In conclusion, in this analysis with real life clinical data, we have shown that after multiple PS adjustment patients with RA who had failed initial treatment with methotrexate monotherapy experienced more decrease in disease activity after switching to treatment with a bDMARD than to treatment with csDMARD(s)+glucocorticoid or to csDMARD(s) alone. Furthermore, treatment-survival was better in patients receiving treatment with a bDMARD. This could have important consequences for clinical practice, when choosing among treatment strategies in patients who fail initial methotrexate treatment.

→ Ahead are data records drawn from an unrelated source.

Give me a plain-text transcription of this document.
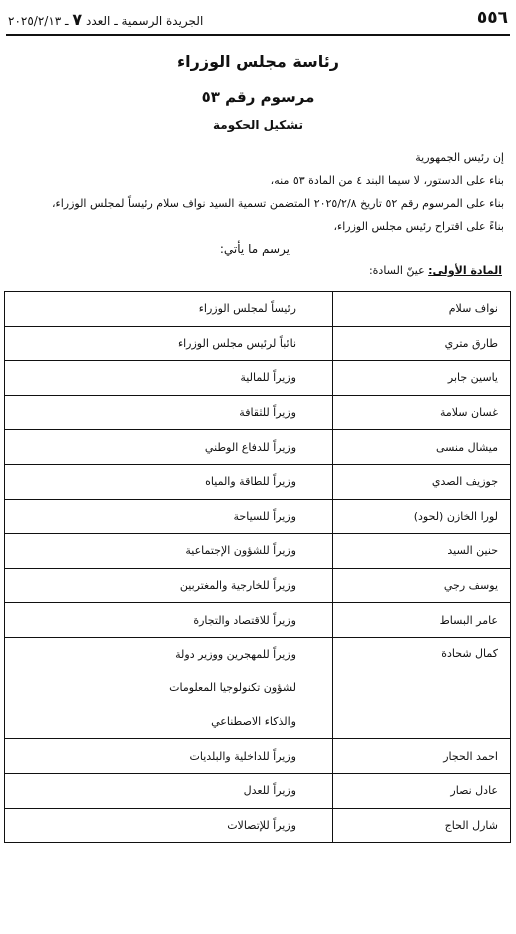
٥٥٦
الجريدة الرسمية ـ العدد ٧ ـ ٢٠٢٥/٢/١٣
رئاسة مجلس الوزراء
مرسوم رقم ٥٣
تشكيل الحكومة
إن رئيس الجمهورية
بناء على الدستور، لا سيما البند ٤ من المادة ٥٣ منه،
بناء على المرسوم رقم ٥٢ تاريخ ٢٠٢٥/٢/٨ المتضمن تسمية السيد نواف سلام رئيساً لمجلس الوزراء،
بناءً على اقتراح رئيس مجلس الوزراء،
يرسم ما يأتي:
المادة الأولى: عينّ السادة:
نواف سلام	رئيساً لمجلس الوزراء
طارق متري	نائباً لرئيس مجلس الوزراء
ياسين جابر	وزيراً للمالية
غسان سلامة	وزيراً للثقافة
ميشال منسى	وزيراً للدفاع الوطني
جوزيف الصدي	وزيراً للطاقة والمياه
لورا الخازن (لحود)	وزيراً للسياحة
حنين السيد	وزيراً للشؤون الإجتماعية
يوسف رجي	وزيراً للخارجية والمغتربين
عامر البساط	وزيراً للاقتصاد والتجارة
كمال شحادة	وزيراً للمهجرين ووزير دولة
لشؤون تكنولوجيا المعلومات
والذكاء الاصطناعي

احمد الحجار	وزيراً للداخلية والبلديات
عادل نصار	وزيراً للعدل
شارل الحاج	وزيراً للإتصالات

Handling editor Josef S Smolen
Contributors SAB, CFA and RBML contributed to the design, analysis and interpretation of the data. L-LW, EM, AC, KS-E, JEF and CFA contributed to the acquisition of data. SAB drafted the work. All authors revised the manuscript and read and approved the final version of the document.
Competing interests SAB, L-LW, AC, KS-E, CFA, RBML: none declared. EM: received support from AbbVie and UCB to attend meetings and has received support from Roche to audit work on behalf of the Scottish Society for Rheumatology. JEF: received unrestricted research grants or acted as a speaker for Abbvie, Ache, Amgen, BIAL, Biogen, BMS, Janssen, Lilly, MSD, Novartis, Pfizer, Roche, Sanofi, UCB.
Patient consent Not required.
Ethics approval The METEOR registry contains completely anonymised data which was gathered during daily practice. Treatment, timing of follow-up visits and measurements were non-protocolled. Therefore, medical ethics board approval was not required.
Provenance and peer review Not commissioned; externally peer reviewed.
Data sharing statement The datasets used and/or analysed during the current study are available from the corresponding author on reasonable request.